Affinché quest’operazione sia efficace è necessario però individuare l’ambiente ideale nel quale il fenomeno può essere massimizzato e occorre definire un tempo di durata del processo che sia “industrializzabile” e compatibile con i ritmi di produzione dei rifiuti organici stessi.In natura infatti ogni rifiuto organico ha i suoi tempi di biodegradazione, paglia e legno impiegheranno più tempo di amido e cellulosa. Similmente in ambienti freddi e secchi i processi di biodegradazione saranno più lenti che in ambienti caldi e umidi.Questo significa che la biodegradazione è fortemente influenzata dalla natura chimica della sostanza o materiale che si intende biodegradare e dall’ambiente di biodegradazione. Gli ambienti nei quali la biodegradazione avviene a ritmi consistenti e può essere gestita industrialmente sono quelli del compostaggio e della digestione anaerobica.

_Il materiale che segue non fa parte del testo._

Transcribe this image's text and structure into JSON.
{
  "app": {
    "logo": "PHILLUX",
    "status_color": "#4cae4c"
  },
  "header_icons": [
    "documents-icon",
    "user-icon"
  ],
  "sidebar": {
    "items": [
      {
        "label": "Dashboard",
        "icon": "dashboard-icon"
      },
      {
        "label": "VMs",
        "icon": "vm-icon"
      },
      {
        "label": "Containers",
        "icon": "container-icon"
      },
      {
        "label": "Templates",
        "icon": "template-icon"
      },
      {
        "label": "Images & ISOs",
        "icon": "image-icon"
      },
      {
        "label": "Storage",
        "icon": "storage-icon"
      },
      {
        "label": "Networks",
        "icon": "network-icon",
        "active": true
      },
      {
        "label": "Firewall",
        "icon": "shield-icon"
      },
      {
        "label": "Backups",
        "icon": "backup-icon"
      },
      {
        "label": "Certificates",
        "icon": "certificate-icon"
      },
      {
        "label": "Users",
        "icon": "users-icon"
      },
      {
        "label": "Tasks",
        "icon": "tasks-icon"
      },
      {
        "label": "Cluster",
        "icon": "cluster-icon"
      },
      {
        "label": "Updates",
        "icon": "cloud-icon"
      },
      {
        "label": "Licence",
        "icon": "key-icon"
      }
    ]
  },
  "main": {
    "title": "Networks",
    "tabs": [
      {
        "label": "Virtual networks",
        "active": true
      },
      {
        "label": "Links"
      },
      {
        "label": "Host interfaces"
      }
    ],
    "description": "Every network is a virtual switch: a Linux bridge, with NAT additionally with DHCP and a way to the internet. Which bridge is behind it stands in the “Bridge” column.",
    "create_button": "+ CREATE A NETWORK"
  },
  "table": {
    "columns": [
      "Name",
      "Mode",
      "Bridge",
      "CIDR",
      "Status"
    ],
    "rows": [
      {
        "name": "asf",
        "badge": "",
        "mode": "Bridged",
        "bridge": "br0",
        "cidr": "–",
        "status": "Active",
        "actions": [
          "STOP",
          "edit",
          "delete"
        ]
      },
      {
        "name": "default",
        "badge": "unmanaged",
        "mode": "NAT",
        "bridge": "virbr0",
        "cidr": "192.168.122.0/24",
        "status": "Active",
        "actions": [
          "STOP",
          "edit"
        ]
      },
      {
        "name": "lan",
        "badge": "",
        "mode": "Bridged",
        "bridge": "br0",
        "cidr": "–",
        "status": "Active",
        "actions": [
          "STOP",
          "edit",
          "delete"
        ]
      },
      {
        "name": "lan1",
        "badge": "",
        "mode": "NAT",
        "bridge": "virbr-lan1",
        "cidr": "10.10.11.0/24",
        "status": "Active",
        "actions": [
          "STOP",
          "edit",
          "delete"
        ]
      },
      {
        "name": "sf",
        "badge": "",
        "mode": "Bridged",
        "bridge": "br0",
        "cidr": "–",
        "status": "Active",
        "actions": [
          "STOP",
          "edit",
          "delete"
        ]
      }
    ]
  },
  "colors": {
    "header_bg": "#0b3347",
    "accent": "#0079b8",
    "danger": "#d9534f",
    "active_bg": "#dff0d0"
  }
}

In questi sistemi si possono dunque trattare i rifiuti solidi organici, compresi i manufatti (ad esempio di plastica biodegradabile) che hanno una velocità di biodegradazione compatibile con tali trattamenti. Nel caso del compostaggio si otterrà il compost maturo (che è un fertilizzante), e nel caso della digestione anaerobica (seguita da stabilizzazione in compostaggio) si otterranno biogas (e quindi energia) e compost.
Un altro ambiente biologicamente attivo è il suolo: alcuni materiali possono biodegradare completamente in suolo, e questa proprietà può essere sfruttata in specifiche applicazioni quali ad esempio al pacciamatura.